Deep in the Desert. By Rhoda Lucas Donald. 2011. Sylvan Dell Publishing. (ISBN, hardcover: 9781607181255; paperback: 9781607181354). 32 pages. Hardcover: $16.99. Paperback: $8.95.

Do you want a different way for children to learn about desert life? This book uses familiar songs and poems to relate information about the interactions of living things in the desert environment. The book is written for ages 4 to 9 (grades P–3) but has the potential for use with older children. Everyone remembers the childhood song, "I'm a Little Teapot," but the author of this book uses the melody and changes the words to "I'm a Javelina." The physical description and behavior of this desert animal is carefully crafted to fit the tune, and the illustrations by Sherry Neidigh reflect the text content and are colorful drawings. Other animals described include bats, meerkats, desert tortoise, fennec fox, Gila monster, ostrich, and camels. Cactus and the desert habitat are also portrayed with separate lyrics. Naturalists who work in such places as Big Bend National Park provided verification of the biological content. There are also online teacher resources to support the teacher in developing lessons that use this book across the curriculum. Sheet music for the songs used is found at

The last six pages of the book are titled "For Creative Minds." The first page consists of descriptions of different kinds of desert habitats: tropical, polar, coastal, and cold-winter deserts. The next page, entitled "Desert Fun Facts," reinforces some of the content found in the poetry of the earlier pages. At the bottom of this page is a set of questions about the location of either deserts or organisms. The readers are directed to the map that is found on the next two pages. The answers are found upside-down at the bottom of this page. The images of the animals on the map are somewhat difficult to see in some cases. However, the deserts are clearly indicated and can be used to demonstrate that deserts are found on every continent. The map is somewhat confusing because of the various font sizes. Continents are identified in the largest bold font. The deserts are identified by lower-case non-bold font, but the words "Europe" and "Arctic" are the same font and size as the word "Sahara." Some specific places are identified on the map, but there does not appear to be a rationale for the choice. For example, the United States and Canada are identified on the map, but not Mexico; Russia, but not China. The last two pages of this section consist of descriptions of desert adaptations. There are drawings of the identified plants and animals that might have the described characteristics. The reader is to match the description with the appropriate plant or animal. The answers appear upside-down on the last page.
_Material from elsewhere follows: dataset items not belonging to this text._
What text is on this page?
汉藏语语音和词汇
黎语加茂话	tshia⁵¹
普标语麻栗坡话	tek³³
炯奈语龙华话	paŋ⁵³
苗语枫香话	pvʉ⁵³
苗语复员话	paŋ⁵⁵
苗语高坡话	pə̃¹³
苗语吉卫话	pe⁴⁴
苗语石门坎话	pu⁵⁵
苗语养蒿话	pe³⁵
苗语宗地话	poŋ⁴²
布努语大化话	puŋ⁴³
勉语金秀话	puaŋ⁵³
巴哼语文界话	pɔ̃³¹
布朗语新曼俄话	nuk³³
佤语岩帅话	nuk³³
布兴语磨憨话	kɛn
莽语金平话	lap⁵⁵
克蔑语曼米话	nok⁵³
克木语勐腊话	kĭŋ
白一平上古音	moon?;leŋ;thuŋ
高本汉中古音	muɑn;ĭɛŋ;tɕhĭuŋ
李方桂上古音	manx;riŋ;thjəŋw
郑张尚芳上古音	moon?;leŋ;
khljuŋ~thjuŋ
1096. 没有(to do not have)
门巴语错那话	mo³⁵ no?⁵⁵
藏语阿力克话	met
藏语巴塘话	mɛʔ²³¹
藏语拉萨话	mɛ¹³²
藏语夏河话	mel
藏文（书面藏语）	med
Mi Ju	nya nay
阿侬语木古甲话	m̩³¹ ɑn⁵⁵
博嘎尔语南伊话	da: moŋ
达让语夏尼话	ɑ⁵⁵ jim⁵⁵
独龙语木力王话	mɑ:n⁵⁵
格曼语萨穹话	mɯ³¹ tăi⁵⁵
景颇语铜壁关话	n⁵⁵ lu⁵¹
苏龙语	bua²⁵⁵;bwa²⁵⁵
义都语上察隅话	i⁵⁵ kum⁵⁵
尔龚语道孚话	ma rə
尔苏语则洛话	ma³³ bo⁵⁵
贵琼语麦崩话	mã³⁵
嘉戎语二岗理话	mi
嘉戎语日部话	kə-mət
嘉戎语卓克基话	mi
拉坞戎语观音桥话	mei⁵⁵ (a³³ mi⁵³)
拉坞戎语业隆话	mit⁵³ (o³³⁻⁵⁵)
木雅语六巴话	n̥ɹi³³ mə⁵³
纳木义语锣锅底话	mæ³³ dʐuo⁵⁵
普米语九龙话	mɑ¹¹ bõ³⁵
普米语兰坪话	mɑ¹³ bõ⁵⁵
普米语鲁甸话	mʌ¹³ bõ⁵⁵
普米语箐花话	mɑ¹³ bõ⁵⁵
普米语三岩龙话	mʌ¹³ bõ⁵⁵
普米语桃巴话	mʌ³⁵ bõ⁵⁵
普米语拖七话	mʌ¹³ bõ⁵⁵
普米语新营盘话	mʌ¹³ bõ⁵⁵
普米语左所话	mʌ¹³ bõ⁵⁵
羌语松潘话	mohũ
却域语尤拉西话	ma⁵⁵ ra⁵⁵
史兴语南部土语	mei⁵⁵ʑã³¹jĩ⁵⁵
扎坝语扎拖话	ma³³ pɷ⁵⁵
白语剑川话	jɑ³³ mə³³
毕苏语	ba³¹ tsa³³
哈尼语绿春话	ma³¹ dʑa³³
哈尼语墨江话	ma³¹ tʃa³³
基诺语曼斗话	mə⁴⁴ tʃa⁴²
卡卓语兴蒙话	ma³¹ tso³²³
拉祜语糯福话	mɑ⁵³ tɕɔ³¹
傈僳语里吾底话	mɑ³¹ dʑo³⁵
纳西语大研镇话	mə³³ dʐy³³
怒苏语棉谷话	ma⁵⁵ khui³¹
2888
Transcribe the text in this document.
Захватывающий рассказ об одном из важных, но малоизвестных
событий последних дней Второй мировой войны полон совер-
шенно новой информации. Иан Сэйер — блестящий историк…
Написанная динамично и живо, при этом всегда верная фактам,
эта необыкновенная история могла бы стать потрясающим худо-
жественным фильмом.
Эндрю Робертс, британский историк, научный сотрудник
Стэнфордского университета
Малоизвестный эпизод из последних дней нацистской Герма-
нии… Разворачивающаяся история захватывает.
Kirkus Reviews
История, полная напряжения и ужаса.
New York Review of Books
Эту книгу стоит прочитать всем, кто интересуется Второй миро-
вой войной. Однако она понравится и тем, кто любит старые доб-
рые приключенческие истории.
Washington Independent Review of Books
Although this reviewer did have some difficulty matching the new lyrics of "Out in the Desert" to "Over the River," most of the lyrics work very well and provide a fun and interactive way for adults and children to learn about adaptations of plants and animals for desert living. Some of these lyrics could be used as models for older children and high school students to develop their own lyrics about adaptations found in organisms in other biomes. This approach not only helps students to focus on key ideas but can also be used as an assessment by teachers to determine what the students have found important.